Он рассказывал об этом спокойно, только всё сильнее прижимая меня к себе, словно боялся, что сбегу: о том, что жизнь промелькнула перед глазами; об остром осознании того, что нихрена в этой жизни не сделано такого, что останется после него; о том, что и жизни-то самой толком не было – только размен по мелочам и поиски забвения... О безумном желании вспыхнуть и сгореть во всём своём свете, только бы не тлеть обузой на чьих-то руках... О Боярской, пришедшей в номер с утешениями, заверяющей – пойду с тобой до конца... И о шальной мысли – а почему нет? Не жена же, в конце концов – той-то он нахрен не сдался. И не я, потому что в тот момент он решил, что завяжет со мной сразу по приезду. Потому что молодая. Слишком. И, конечно, уйду, когда узнаю, а это хуже опухоли. Лучше уж он сам. И вот это всё – ВУЗ и квартира в Москве, а ещё, по его же плану, счёт в банке и ежемесячное содержание – это как сладкая пилюля после того, как ОН бросит МЕНЯ...
И в этот момент я поняла – правильно, что крепко держит. Хотелось психануть и уйти. Потому что не доверял, не видел с собой рядом. Думал - испугаюсь.
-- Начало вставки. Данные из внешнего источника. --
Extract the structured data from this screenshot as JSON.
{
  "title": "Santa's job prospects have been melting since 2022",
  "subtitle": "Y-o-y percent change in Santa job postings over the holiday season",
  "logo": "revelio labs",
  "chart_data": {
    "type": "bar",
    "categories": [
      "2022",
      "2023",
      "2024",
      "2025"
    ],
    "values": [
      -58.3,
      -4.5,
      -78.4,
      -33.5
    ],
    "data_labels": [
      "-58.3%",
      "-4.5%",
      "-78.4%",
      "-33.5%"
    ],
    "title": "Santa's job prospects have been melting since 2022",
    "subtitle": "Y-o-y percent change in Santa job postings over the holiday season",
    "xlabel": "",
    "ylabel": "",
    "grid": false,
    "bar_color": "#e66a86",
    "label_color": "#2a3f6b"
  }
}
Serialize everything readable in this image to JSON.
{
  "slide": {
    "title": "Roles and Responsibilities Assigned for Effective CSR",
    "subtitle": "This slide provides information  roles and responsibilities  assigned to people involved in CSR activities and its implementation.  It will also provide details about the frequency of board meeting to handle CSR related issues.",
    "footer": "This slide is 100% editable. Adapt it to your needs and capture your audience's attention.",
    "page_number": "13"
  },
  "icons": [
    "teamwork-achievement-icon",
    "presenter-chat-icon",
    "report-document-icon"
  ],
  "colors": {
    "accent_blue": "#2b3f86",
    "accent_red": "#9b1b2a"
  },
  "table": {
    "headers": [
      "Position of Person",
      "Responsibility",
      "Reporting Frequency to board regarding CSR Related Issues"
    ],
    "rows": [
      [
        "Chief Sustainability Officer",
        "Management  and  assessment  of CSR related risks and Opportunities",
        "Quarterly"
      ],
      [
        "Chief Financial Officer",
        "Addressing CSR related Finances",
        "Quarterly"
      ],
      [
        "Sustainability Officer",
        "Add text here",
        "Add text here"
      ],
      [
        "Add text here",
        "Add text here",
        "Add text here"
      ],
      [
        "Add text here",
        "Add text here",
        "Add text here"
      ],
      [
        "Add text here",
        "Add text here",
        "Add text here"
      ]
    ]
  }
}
В повторной поездке выяснилось, что образование маленькое, с чёткими контурами – что, в случае необходимости облучения или удаления, значительно облегчит задачу - но вблизи глазного нерва. В перспективе – всё, что угодно, зависящее от бессчётного количества «если»: если будет расти, если окажется злокачественным, если даст метастазы, если... если... если... Но при этом доктор заверил, что шансы на благополучный исход весьма и весьма велики, вплоть до полного исцеления - Денис вовремя обратился. Только не нужно запускать. А для этого – поездки, процедуры, наблюдения...
Это был груз. Несмотря на то, что сам Денис теперь верил в то, что всё будет хорошо. Ему вообще словно батарейку заменили – громадьё планов, ещё более отчаянная решимость во что бы то ни стало поставить храм. Намерение привлечь к делу Вуд-Люкса юристов из Москвы и, выиграв тяжбу, диверсифицировать свои производства и конторы, объединяя их в единую корпорацию с юридическим центром в столице... Но всё равно, для меня это был многотонный груз. Он обрушился на плечи вот так – вдруг, и был страшно, что не выдюжу.